Segundo relata Dworkin, a crítica de Sen à sua teoria da igualdade, é “misteriosamente mal interpretada”. Salienta Dworkin que os recursos da pessoa estão os recursos pessoais, tais como a saúde e a capacidade física, bem como os recursos impessoais ou transferíveis, como o dinheiro, e que embora seja preciso empregar diversos conjuntos de técnicas para corrigir ou reduzir as desigualdades nesses dois domínios principais de recursos, ambos devem receber atenção dos igualitários.

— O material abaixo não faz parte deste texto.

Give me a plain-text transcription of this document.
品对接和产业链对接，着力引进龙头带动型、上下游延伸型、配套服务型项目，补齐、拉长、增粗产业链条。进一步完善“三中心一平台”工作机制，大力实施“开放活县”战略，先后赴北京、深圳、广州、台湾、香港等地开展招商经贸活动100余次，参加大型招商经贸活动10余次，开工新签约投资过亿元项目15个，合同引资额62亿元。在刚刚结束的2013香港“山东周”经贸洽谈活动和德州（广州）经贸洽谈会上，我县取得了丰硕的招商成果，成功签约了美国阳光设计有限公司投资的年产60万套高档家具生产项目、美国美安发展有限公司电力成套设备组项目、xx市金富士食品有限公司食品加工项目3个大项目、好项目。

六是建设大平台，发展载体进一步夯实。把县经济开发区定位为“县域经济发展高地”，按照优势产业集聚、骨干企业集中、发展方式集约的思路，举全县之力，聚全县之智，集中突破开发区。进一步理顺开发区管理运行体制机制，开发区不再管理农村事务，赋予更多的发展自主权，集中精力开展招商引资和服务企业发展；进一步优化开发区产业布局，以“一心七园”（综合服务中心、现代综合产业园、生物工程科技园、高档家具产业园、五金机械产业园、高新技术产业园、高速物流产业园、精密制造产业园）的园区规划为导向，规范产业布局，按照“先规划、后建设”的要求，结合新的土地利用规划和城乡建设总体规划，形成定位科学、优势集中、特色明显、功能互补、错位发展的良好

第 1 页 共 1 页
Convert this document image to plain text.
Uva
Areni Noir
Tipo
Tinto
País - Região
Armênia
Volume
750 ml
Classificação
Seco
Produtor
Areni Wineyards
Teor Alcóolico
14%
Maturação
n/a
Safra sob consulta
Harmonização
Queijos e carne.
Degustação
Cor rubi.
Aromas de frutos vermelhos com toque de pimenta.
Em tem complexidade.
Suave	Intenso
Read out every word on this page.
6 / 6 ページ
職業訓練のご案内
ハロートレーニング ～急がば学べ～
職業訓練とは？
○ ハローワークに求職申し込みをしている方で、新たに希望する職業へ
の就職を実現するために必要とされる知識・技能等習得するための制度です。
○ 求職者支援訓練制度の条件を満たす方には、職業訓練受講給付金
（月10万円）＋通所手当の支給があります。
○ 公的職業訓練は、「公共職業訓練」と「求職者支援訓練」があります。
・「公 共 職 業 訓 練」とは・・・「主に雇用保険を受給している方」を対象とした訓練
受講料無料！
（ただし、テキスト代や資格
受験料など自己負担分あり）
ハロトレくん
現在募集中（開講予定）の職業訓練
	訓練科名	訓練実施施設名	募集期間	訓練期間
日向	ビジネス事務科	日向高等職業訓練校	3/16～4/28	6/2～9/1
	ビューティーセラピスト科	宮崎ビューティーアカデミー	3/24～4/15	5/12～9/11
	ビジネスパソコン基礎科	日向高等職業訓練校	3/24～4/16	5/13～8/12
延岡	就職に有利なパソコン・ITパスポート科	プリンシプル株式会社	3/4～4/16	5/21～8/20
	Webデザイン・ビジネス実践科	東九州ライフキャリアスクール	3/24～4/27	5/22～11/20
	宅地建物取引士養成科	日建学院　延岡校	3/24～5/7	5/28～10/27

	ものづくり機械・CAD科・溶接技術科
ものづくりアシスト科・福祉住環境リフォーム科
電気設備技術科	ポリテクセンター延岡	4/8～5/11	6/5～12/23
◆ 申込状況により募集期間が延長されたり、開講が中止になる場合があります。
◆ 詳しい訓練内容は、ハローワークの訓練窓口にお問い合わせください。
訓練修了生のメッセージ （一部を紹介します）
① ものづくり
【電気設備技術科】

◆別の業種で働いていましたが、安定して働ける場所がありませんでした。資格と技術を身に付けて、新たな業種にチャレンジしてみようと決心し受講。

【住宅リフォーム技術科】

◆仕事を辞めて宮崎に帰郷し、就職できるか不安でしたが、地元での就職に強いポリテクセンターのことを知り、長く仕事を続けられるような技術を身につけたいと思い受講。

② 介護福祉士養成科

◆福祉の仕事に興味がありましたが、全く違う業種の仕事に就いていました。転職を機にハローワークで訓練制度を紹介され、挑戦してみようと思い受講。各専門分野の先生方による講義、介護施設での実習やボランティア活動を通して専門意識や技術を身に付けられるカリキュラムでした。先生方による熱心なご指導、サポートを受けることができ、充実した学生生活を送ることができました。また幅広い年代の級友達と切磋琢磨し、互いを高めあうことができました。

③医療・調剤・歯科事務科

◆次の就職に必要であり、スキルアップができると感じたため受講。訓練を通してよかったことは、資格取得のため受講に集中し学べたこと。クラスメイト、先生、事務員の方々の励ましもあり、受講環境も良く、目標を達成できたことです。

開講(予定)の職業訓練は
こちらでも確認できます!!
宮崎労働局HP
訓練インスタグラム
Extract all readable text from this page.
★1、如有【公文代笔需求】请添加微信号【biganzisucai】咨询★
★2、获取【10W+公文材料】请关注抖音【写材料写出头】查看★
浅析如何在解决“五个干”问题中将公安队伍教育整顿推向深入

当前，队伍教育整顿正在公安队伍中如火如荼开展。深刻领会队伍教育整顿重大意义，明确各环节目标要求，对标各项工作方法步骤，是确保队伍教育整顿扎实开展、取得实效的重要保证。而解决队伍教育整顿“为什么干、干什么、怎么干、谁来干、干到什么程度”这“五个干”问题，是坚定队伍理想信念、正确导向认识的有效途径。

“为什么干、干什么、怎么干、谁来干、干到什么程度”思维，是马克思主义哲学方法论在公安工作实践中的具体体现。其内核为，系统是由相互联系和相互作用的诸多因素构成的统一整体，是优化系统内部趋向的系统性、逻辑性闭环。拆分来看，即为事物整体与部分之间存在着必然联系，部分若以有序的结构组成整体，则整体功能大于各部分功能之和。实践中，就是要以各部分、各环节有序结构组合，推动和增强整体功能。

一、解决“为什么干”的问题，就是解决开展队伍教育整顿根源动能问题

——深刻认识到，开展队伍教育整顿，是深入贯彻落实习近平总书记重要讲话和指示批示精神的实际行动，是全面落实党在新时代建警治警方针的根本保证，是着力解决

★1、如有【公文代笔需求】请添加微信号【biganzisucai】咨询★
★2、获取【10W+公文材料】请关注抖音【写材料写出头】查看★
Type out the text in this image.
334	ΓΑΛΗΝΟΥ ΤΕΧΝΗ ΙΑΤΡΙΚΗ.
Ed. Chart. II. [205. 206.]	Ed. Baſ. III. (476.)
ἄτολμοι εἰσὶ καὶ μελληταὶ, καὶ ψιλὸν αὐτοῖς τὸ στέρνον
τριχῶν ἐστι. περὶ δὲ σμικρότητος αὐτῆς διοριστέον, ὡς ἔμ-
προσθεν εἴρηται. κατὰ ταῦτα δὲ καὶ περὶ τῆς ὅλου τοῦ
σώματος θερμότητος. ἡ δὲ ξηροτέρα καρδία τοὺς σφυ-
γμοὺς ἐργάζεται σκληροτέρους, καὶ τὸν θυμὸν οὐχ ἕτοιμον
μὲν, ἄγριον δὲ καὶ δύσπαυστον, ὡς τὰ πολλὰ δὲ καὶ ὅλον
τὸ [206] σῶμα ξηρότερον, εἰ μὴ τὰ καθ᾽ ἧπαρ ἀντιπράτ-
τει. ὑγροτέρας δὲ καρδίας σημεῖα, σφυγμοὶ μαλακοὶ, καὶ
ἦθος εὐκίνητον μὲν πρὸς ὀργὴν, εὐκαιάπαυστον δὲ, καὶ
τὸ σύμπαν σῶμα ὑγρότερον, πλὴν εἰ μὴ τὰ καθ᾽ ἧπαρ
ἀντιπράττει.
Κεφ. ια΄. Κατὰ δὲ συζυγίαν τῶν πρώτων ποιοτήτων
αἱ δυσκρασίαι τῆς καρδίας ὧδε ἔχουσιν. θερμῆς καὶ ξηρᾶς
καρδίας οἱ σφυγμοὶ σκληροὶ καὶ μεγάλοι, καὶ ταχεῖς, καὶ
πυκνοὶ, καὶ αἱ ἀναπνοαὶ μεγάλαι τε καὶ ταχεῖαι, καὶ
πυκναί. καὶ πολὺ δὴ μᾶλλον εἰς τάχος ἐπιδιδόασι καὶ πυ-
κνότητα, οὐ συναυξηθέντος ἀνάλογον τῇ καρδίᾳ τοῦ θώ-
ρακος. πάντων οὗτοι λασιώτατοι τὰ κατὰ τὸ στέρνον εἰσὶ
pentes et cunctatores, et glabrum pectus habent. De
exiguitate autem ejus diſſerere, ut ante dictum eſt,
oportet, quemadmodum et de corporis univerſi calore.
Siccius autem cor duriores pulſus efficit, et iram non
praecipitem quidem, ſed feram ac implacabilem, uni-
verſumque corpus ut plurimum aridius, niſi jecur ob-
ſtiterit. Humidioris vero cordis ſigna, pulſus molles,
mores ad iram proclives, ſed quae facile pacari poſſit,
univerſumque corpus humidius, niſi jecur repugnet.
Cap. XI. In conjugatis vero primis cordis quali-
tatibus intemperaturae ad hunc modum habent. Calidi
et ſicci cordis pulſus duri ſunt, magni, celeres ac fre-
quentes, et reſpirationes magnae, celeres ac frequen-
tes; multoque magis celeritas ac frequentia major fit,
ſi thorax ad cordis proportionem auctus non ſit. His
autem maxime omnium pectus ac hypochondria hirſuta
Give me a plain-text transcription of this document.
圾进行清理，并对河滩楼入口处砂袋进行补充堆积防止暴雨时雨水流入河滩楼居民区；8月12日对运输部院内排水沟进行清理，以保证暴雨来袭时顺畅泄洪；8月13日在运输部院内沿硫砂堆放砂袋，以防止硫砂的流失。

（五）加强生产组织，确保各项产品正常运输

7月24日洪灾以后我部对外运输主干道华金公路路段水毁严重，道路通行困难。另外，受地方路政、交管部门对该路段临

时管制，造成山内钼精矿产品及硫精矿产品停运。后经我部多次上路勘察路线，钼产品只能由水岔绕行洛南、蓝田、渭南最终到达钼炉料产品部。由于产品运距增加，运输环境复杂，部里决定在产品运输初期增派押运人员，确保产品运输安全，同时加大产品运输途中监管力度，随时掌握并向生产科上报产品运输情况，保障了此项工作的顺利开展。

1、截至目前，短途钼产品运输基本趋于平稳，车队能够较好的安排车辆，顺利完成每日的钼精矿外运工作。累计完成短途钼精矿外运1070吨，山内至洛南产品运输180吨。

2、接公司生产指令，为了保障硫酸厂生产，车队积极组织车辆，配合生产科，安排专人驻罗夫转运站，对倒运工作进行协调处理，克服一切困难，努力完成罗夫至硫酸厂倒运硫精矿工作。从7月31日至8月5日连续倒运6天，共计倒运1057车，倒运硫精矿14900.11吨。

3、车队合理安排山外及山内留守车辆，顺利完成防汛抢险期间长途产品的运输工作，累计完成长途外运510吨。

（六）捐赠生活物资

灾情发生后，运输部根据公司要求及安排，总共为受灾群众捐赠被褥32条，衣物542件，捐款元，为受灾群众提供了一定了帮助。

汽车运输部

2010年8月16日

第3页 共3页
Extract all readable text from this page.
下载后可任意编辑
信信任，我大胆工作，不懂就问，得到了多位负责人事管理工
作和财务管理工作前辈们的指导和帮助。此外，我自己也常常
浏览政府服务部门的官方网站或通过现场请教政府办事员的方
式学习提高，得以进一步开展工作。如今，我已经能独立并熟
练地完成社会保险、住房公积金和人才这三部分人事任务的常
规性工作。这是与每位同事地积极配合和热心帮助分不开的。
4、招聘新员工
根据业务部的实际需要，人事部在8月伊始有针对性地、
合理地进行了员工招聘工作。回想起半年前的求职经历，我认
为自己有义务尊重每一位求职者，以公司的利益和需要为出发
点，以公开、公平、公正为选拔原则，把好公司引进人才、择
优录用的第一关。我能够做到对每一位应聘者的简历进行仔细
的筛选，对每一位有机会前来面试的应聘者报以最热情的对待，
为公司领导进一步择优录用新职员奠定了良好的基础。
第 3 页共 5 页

Para Dworkin, Amartya Sen daria importância, por exemplo, a diferenças de metabolismo das pessoas. Nesse sentido, ele considera distinguir entre duas questões ao analisar até que ponto sua maior pormenorização marca uma divergência teórica. Em primeiro lugar, quais tipos de diferenças entre as pessoas devemos considerar, em princípio, que justifiquem providências com o objetivo de compensar ou atenuar essas diferenças? Em segundo lugar, quais diferenças são tais que um plano exequível no mundo real, par aumentar a equidade, viesse realmente a atenuá-las ou compensá-las?

Segundo Dworkin, a crítica de Sen é equivocada no primeiro nível teórico. O metabolismo é um recurso claramente pessoal e a igualdade de recursos, portanto, considera-os, em princípio, uma questão de igual consideração. A segunda questão é mais difícil de responder de maneira abstrata. Se qualquer esquema prático e justificado de igualdade recursos compensaria as pessoas pelo metabolismo ineficaz – fornecendo-lhes vales-refeição adicionais, por exemplo – deve depender de uma infinidade de fatos, inclusive, mais manifestamente, a gravidade da ineficácia. Dworkin defende a ideia de que um esquema redistributivo inspirado no mercado hipotético de seguros compensaria qualquer distúrbio metabólico que tornasse necessária à sobrevivência uma alimentação cara ou abundante. Mas não faria, pensa Dworkin, o ajuste fino das necessidades metabólicas ao oferecer marginalmente mais dinheiro para comida às pessoas mais gordas, porque os custos administrativos de tal programa seriam desproporcionalmente altos. Para ele, Sen não propõe nenhum esquema concreto e politicamente realizável para a instituição de sua concepção de igualdade, porém, e o tom de sua discussão indica que ele considera sua crítica teórica, e não prática.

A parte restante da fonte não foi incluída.